CROSSVILLE CHRONICLE

Opinion

 

S.E. Wood
"A Conservative Viewpoint"

At whose expense?

What would happen if you had a steel mill, or a department store, or something, in Nashville, St. Louis or elsewhere, and because a few of your highest-paid employees complained about your 20-year-old building, you went to the city council and demanded a new facility at taxpayer expense?

Why, they'd throw you out quicker than you could say "George Steinbrenner"!

But that's exactly what sports promoters have done in city after city. And they got what they wanted by promising to bring hundreds of new jobs and tons of new money to the community.

The Federal Reserve Bank of St. Louis recently published a study concluding that public financing of sports facilities is a poor investment. The promised benefits just don't happen.

Economist Adam Zaretsky, writing in The Regional Economist, says cities must compare the benefits to be obtained for publicly funded sports facilities to those that would have been received from schools, police, roads, etc., had the funds been used for those purposes.

"This calculation is almost always missing from these studies," he wrote, "because the next-best alternative is often the better choice."

In other words, they don't publish these findings because they would make the sports arena expenditure look bad in comparison.

Since World War II, out of the 140 remodeled or rebuilt sports facilities, taxpayer dollars funded 126 of them! That's $15 billion since 1987; $10 billion of that in the past two years.

Zaretsky says for a sports event to have a positive impact on a community, it must attract attendance from outside the local area. But studies indicate that the only major facility in recent years to qualify for this requirement is Baltimore's Oriole Park. And even then, the net gain to the Baltimore economy is only about $3 million per year, on a taxpayer investment of $200 million. Not too good.

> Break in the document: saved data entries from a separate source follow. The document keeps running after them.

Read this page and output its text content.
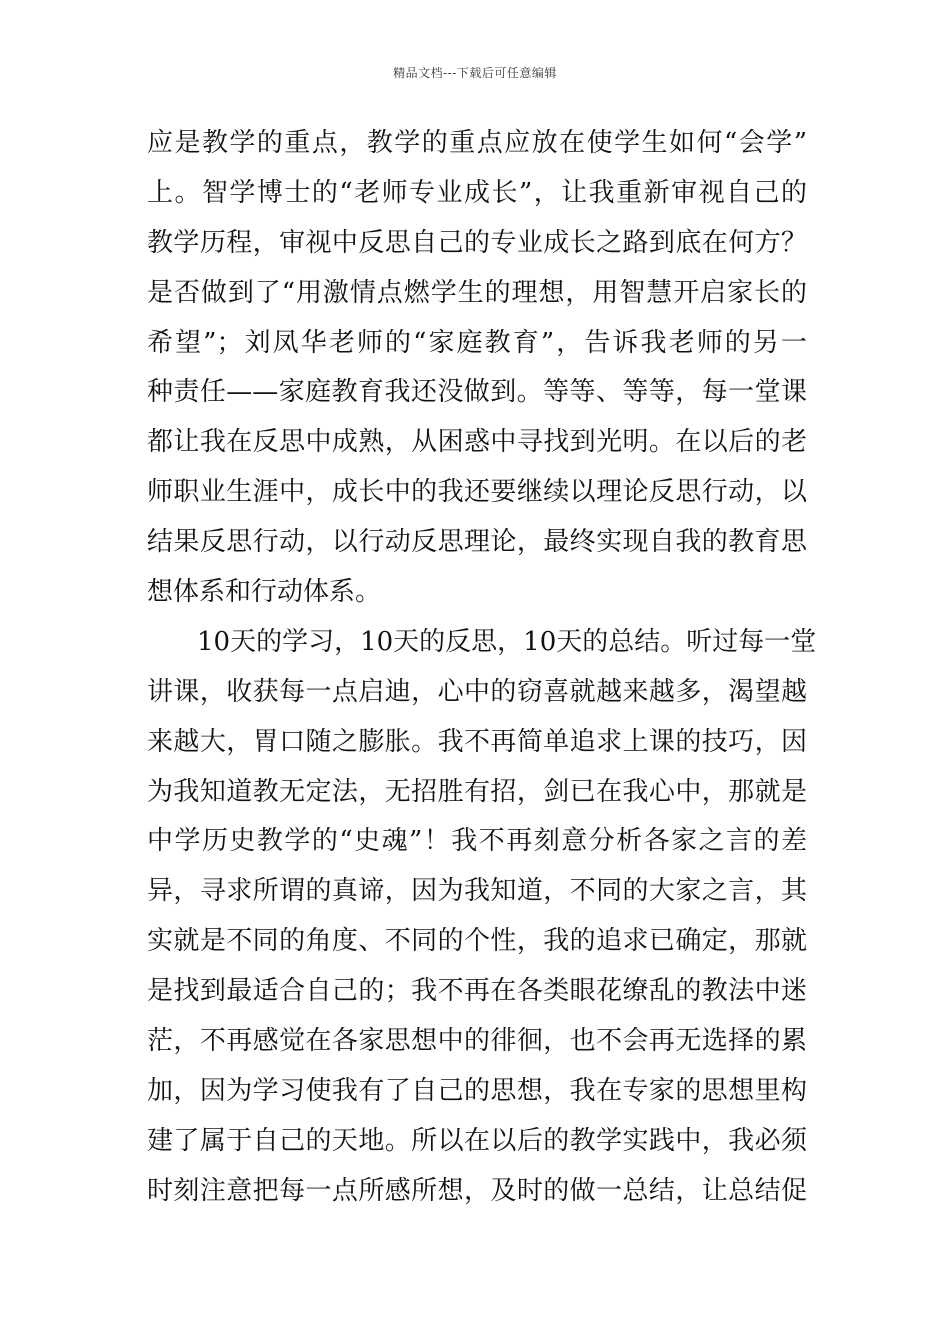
精品文档---下载后可任意编辑
应是教学的重点，教学的重点应放在使学生如何“会学”
上。智学博士的“老师专业成长”，让我重新审视自己的
教学历程，审视中反思自己的专业成长之路到底在何方？
是否做到了“用激情点燃学生的理想，用智慧开启家长的
希望”；刘凤华老师的“家庭教育”，告诉我老师的另一
种责任——家庭教育我还没做到。等等、等等，每一堂课
都让我在反思中成熟，从困惑中寻找到光明。在以后的老
师职业生涯中，成长中的我还要继续以理论反思行动，以
结果反思行动，以行动反思理论，最终实现自我的教育思
想体系和行动体系。
10天的学习，10天的反思，10天的总结。听过每一堂
讲课，收获每一点启迪，心中的窃喜就越来越多，渴望越
来越大，胃口随之膨胀。我不再简单追求上课的技巧，因
为我知道教无定法，无招胜有招，剑已在我心中，那就是
中学历史教学的“史魂”！我不再刻意分析各家之言的差
异，寻求所谓的真谛，因为我知道，不同的大家之言，其
实就是不同的角度、不同的个性，我的追求已确定，那就
是找到最适合自己的；我不再在各类眼花缭乱的教法中迷
茫，不再感觉在各家思想中的徘徊，也不会再无选择的累
加，因为学习使我有了自己的思想，我在专家的思想里构
建了属于自己的天地。所以在以后的教学实践中，我必须
时刻注意把每一点所感所想，及时的做一总结，让总结促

The Zaretsky study also rejects the argument that new stadiums generate new jobs. He found that those who work at such facilities generally come from other nearby jobs, so there is no real change in the number of jobs available. Additionally, many of the openings that are available are low-paying, minimum-wage jobs, and available only on game days.

Economics professors Roger Noll of Stanford University and Andrew Zimbalist of Smith state in a Brookings Review article, "A new sports facility has an extremely small (perhaps even negative) effect on overall economic activity and employment. No recent facility appears to have earned anything approaching a reasonable return on investment. Regardless of whether the unit of analysis is a local neighborhood, a city or an entire metropolitan area, the economic benefits of sports facilities are minimal."

It is obvious why the team owners won't invest their own money in these facilities. So why do our elected representatives continue to do so with our money? Personal ego and bragging rights ... and of course, season tickets to the luxury boxes. Now you know.